Boeing se résout à suspendre la production du 737 MAX, interdit de vol



Le constructeur aéronautique Boeing s’est résolu lundi à suspendre, à partir de janvier, la production de son avion vedette, le 737 MAX, faute d’avoir obtenu l’aval des autorités aériennes pour le faire revoler, après deux accidents qui ont fait 346 morts en quelques mois.

L’avionneur américain dit avoir évalué « continuellement » ses plans de production en cas d’immobilisation prolongée du MAX.

« A la suite de cette évaluation continue, nous avons décidé de donner la priorité à la livraison des avions stockés et de suspendre temporairement la production du programme 737 à partir du mois prochain », a-t-il indiqué dans un communiqué.

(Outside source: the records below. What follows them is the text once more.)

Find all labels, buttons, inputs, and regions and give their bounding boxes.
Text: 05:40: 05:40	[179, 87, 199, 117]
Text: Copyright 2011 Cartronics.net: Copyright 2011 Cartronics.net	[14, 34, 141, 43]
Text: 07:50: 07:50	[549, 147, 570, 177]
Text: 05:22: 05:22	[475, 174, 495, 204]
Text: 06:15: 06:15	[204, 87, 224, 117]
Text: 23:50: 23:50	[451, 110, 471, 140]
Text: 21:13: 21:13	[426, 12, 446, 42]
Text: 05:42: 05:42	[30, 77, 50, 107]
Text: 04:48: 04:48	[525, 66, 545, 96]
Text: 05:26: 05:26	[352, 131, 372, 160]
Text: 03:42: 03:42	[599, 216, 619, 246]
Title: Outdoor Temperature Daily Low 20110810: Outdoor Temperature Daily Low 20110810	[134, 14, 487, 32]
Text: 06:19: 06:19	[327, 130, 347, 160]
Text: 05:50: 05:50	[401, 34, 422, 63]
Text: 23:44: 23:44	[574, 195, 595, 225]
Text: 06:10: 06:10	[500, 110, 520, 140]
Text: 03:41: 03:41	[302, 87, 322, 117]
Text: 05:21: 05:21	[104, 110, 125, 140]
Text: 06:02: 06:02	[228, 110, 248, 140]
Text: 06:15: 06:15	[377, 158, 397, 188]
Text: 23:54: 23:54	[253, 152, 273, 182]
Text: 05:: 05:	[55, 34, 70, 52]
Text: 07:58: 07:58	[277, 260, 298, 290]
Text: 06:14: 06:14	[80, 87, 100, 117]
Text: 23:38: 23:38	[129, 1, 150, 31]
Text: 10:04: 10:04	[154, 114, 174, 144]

A ce stade, il ne prévoit pas de suppressions d’emplois mais cette décision risque de perturber grandement ses sous-traitants.

« Nous pensons que cette décision perturbe le moins le maintien du système de production à long terme et la santé de la chaîne d’approvisionnement », a néanmoins commenté Boeing, qui contribue grandement à l’économie américaine.

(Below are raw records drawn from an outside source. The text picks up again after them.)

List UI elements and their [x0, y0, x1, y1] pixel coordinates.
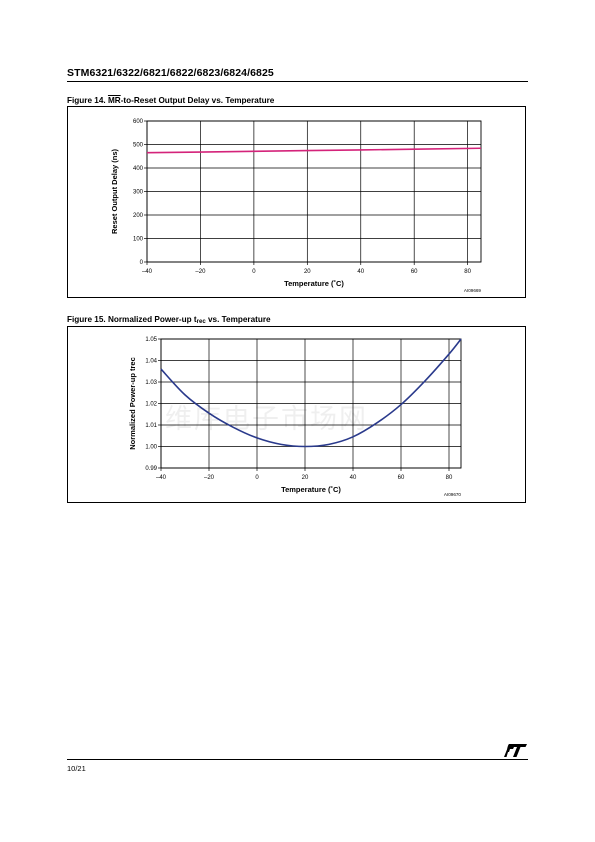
- y-tick-label: 1.03: [145, 380, 157, 386]
- y-tick-label: 600: [133, 119, 144, 125]
- y-axis-label: Reset Output Delay (ns): [110, 148, 119, 234]
- x-tick-label: –20: [204, 475, 215, 481]
- x-tick-label: 20: [304, 269, 311, 275]
- y-tick-label: 1.02: [145, 402, 157, 408]
- figure-15-frame: –40 –20 0 20 40 60 80 0.99 1.00 1.01 1.02 1.03 1.04 1…: [67, 326, 526, 503]
- watermark: 维库电子市场网: [165, 404, 368, 435]
- x-tick-label: 40: [350, 475, 357, 481]
- x-tick-label: 40: [357, 269, 364, 275]
- y-tick-label: 1.04: [145, 359, 157, 365]
- y-axis-label: Normalized Power-up trec: [128, 357, 137, 450]
- y-tick-label: 1.01: [145, 423, 157, 429]
- figure-15-chart: –40 –20 0 20 40 60 80 0.99 1.00 1.01 1.02 1.03 1.04 1…: [128, 337, 462, 497]
- figure-15-title-prefix: Figure 15. Normalized Power-up t: [67, 315, 197, 324]
- page-number: 10/21: [67, 764, 86, 773]
- y-tick-label: 200: [133, 213, 144, 219]
- y-tick-label: 400: [133, 166, 144, 172]
- x-axis-label: Temperature (˚C): [281, 485, 341, 494]
- figure-14-title: Figure 14. MR-to-Reset Output Delay vs. …: [67, 96, 274, 105]
- x-tick-label: 80: [446, 475, 453, 481]
- header-divider: [67, 81, 528, 82]
- figure-14-title-overline: MR: [107, 96, 121, 105]
- figure-14-title-suffix: -to-Reset Output Delay vs. Temperature: [120, 96, 275, 105]
- series-line: [146, 147, 482, 154]
- st-logo-icon: [504, 744, 527, 757]
- y-tick-label: 500: [133, 143, 144, 149]
- y-tick-label: 0.99: [145, 466, 157, 472]
- x-tick-label: –40: [156, 475, 167, 481]
- x-tick-label: 0: [252, 269, 256, 275]
- y-tick-label: 300: [133, 190, 144, 196]
- x-tick-label: 60: [411, 269, 418, 275]
- series-line: [160, 338, 462, 448]
- x-tick-label: 0: [255, 475, 259, 481]
- x-tick-label: 20: [302, 475, 309, 481]
- x-tick-label: –40: [142, 269, 153, 275]
- figure-code: AI09670: [444, 492, 462, 497]
- figure-15-title-subscript: rec: [196, 319, 206, 325]
- x-tick-label: –20: [195, 269, 206, 275]
- y-tick-label: 1.05: [145, 337, 157, 343]
- figure-14-chart: –40 –20 0 20 40 60 80 0 100 200 300 400 500 600 Temper…: [110, 119, 482, 293]
- x-tick-label: 80: [464, 269, 471, 275]
- x-axis-label: Temperature (˚C): [284, 279, 344, 288]
- figure-15-title-suffix: vs. Temperature: [205, 315, 271, 324]
- figure-14-title-prefix: Figure 14.: [67, 96, 108, 105]
- y-tick-label: 0: [140, 260, 144, 266]
- y-tick-label: 100: [133, 237, 144, 243]
- figure-15-title: Figure 15. Normalized Power-up trec vs. …: [67, 315, 271, 325]
- figure-14-frame: –40 –20 0 20 40 60 80 0 100 200 300 400 500 600 Temper…: [67, 106, 526, 298]
- document-title: STM6321/6322/6821/6822/6823/6824/6825: [67, 67, 274, 79]
- x-tick-label: 60: [398, 475, 405, 481]
- figure-code: AI09669: [464, 288, 482, 293]
- y-tick-label: 1.00: [145, 445, 157, 451]
- footer-divider: [67, 759, 528, 760]
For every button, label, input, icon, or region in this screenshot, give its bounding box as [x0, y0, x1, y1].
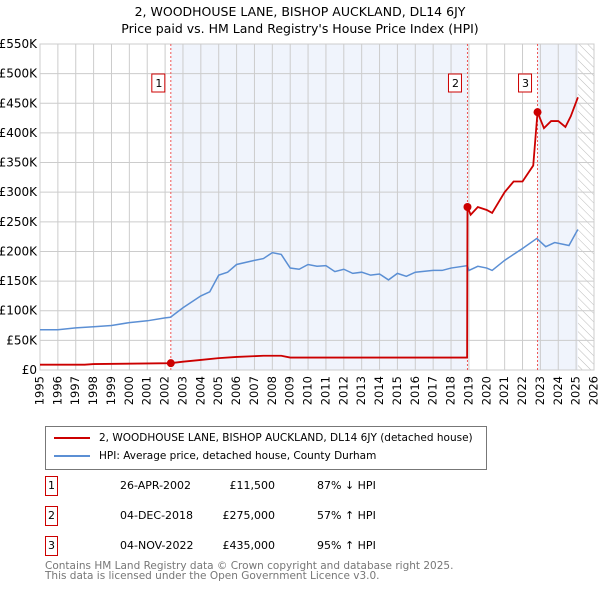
x-tick-label: 2021	[497, 376, 511, 405]
sale-price: £435,000	[222, 539, 276, 552]
x-tick-label: 2004	[193, 376, 207, 405]
y-tick-label: £150K	[0, 274, 38, 288]
x-tick-label: 2019	[461, 376, 475, 405]
sale-price: £11,500	[229, 479, 276, 492]
x-tick-label: 2006	[229, 376, 243, 405]
x-tick-label: 2024	[551, 376, 565, 405]
x-tick-label: 1997	[68, 376, 82, 405]
shaded-period	[170, 44, 468, 370]
sale-date: 04-DEC-2018	[120, 509, 194, 522]
y-tick-label: £100K	[0, 304, 38, 318]
legend-hpi: HPI: Average price, detached house, Coun…	[99, 450, 377, 462]
sale-hpi: 95% ↑ HPI	[317, 539, 376, 552]
y-tick-label: £50K	[6, 333, 38, 347]
legend-swatch-property	[54, 437, 90, 439]
sale-point	[463, 203, 472, 211]
chart-subtitle: Price paid vs. HM Land Registry's House …	[121, 21, 479, 36]
x-tick-label: 2020	[479, 376, 493, 405]
y-tick-label: £300K	[0, 185, 38, 199]
sale-hpi: 87% ↓ HPI	[317, 479, 376, 492]
x-tick-label: 2011	[318, 376, 332, 405]
sale-label-box	[518, 73, 533, 93]
y-tick-label: £0	[22, 363, 37, 377]
y-tick-label: £500K	[0, 67, 38, 81]
series-line	[40, 97, 579, 366]
legend-property: 2, WOODHOUSE LANE, BISHOP AUCKLAND, DL14…	[99, 432, 473, 444]
x-tick-label: 2007	[247, 376, 261, 405]
footer-line2: This data is licensed under the Open Gov…	[45, 570, 380, 582]
x-tick-label: 2010	[301, 376, 315, 405]
x-tick-label: 2025	[569, 376, 583, 405]
y-tick-label: £350K	[0, 156, 38, 170]
sale-point	[166, 359, 175, 368]
x-tick-label: 2017	[426, 376, 440, 405]
plot-border	[39, 43, 595, 371]
x-tick-label: 2009	[283, 376, 297, 405]
x-tick-label: 2000	[122, 376, 136, 405]
forecast-hatch	[577, 44, 594, 370]
x-tick-label: 2013	[354, 376, 368, 405]
y-tick-label: £400K	[0, 126, 38, 140]
sale-hpi: 57% ↑ HPI	[317, 509, 376, 522]
x-tick-label: 1996	[50, 376, 64, 405]
sale-row: 1 26-APR-2002 £11,500 87% ↓ HPI	[45, 476, 445, 496]
x-tick-label: 2015	[390, 376, 404, 405]
x-tick-label: 2018	[444, 376, 458, 405]
x-tick-label: 2003	[175, 376, 189, 405]
x-tick-label: 2012	[336, 376, 350, 405]
sale-point	[533, 108, 542, 117]
sale-number: 1	[45, 476, 58, 496]
legend-swatch-hpi	[54, 455, 90, 457]
sale-label: 2	[452, 77, 459, 90]
sale-row: 2 04-DEC-2018 £275,000 57% ↑ HPI	[45, 506, 445, 526]
chart-title: 2, WOODHOUSE LANE, BISHOP AUCKLAND, DL14…	[134, 4, 466, 19]
x-tick-label: 1995	[33, 376, 47, 405]
x-tick-label: 2026	[587, 376, 600, 405]
x-tick-label: 2008	[265, 376, 279, 405]
y-tick-label: £200K	[0, 244, 38, 258]
sale-number: 3	[45, 536, 58, 556]
sale-date: 04-NOV-2022	[120, 539, 194, 552]
shaded-period	[537, 44, 578, 370]
sale-label: 3	[522, 77, 529, 90]
sale-date: 26-APR-2002	[120, 479, 192, 492]
footer: Contains HM Land Registry data © Crown c…	[45, 560, 454, 582]
sale-number: 2	[45, 506, 58, 526]
x-tick-label: 2001	[140, 376, 154, 405]
x-tick-label: 2002	[158, 376, 172, 405]
sale-label-box	[447, 73, 462, 93]
series-line	[40, 229, 579, 331]
x-tick-label: 2005	[211, 376, 225, 405]
sale-label: 1	[155, 77, 162, 90]
x-tick-label: 2022	[515, 376, 529, 405]
x-tick-label: 2023	[533, 376, 547, 405]
x-tick-label: 1999	[104, 376, 118, 405]
y-tick-label: £550K	[0, 37, 38, 51]
x-tick-label: 2014	[372, 376, 386, 405]
y-tick-label: £450K	[0, 96, 38, 110]
sale-row: 3 04-NOV-2022 £435,000 95% ↑ HPI	[45, 536, 445, 556]
legend: 2, WOODHOUSE LANE, BISHOP AUCKLAND, DL14…	[45, 426, 487, 470]
sale-label-box	[151, 73, 166, 93]
y-tick-label: £250K	[0, 215, 38, 229]
sale-price: £275,000	[222, 509, 276, 522]
x-tick-label: 2016	[408, 376, 422, 405]
x-tick-label: 1998	[86, 376, 100, 405]
footer-line1: Contains HM Land Registry data © Crown c…	[45, 560, 454, 572]
price-chart: 1995 1996 1997 1998 1999 2000 2001 2002 2003 2004…	[0, 37, 600, 405]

Cette décision, prise au cours d’une réunion lundi, est motivée par un certain nombre de facteurs, a de plus expliqué l’avionneur, notamment l’incertitude concernant le calendrier et les conditions de remise en service de l’appareil ainsi que les approbations relatives à la formation des pilotes à l’échelle mondiale.

« Nous continuerons d’évaluer nos progrès en vue de la remise en service (du MAX) et de prendre des décisions quant à la reprise de la production et des livraisons en conséquence », poursuit Boeing.

– Sécurité –

Il rappelle que sa priorité première reste la sécurité.

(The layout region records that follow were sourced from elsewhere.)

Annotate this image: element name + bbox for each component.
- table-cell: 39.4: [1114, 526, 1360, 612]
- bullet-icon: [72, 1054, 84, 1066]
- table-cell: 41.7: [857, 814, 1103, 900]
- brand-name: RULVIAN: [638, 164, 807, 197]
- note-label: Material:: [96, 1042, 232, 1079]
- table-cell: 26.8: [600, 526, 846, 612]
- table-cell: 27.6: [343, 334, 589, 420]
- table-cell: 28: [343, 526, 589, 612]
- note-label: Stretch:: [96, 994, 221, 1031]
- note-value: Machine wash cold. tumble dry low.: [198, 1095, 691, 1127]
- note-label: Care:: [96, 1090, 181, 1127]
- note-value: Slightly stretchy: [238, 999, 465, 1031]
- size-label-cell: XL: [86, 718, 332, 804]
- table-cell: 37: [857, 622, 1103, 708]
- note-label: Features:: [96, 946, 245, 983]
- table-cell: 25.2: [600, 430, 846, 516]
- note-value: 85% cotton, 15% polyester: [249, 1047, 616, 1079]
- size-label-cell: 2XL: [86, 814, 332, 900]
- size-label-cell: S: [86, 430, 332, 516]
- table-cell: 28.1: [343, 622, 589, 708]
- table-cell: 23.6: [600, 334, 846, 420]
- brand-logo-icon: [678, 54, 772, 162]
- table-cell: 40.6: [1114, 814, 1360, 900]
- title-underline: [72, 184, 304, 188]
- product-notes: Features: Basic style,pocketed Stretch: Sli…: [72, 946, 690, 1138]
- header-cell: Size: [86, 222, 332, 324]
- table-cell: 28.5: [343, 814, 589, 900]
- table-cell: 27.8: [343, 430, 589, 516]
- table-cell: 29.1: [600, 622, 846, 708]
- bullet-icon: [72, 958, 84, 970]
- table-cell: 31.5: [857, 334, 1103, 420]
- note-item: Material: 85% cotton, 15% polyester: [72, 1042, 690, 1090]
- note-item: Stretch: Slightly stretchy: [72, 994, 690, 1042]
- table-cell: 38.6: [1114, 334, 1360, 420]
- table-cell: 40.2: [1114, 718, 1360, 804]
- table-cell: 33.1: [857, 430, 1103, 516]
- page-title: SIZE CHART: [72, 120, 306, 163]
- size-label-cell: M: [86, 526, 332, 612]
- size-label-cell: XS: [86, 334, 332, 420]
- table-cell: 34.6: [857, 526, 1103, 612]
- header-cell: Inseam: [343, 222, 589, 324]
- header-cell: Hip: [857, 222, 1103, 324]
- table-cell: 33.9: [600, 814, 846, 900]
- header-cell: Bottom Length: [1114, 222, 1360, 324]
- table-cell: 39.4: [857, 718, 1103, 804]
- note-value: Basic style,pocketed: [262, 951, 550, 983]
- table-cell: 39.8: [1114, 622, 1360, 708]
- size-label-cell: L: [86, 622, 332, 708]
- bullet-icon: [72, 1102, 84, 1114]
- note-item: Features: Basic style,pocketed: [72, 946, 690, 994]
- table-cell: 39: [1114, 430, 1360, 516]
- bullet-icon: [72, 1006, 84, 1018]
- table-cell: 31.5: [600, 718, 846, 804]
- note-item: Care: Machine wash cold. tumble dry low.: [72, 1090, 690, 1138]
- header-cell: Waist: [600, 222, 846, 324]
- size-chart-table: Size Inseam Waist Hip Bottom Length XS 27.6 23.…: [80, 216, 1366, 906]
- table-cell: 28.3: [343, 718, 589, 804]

Boeing avait indiqué en octobre qu’il réfléchissait à suspendre ou à réduire la production du 737 MAX alors que les exemplaires s’accumulent dans son usine américaine de Renton, près de Seattle.

Bien que son avion vedette soit interdit de vol depuis neuf mois à la suite de deux accidents, l’avionneur américain avait poursuivi jusqu’alors sa production.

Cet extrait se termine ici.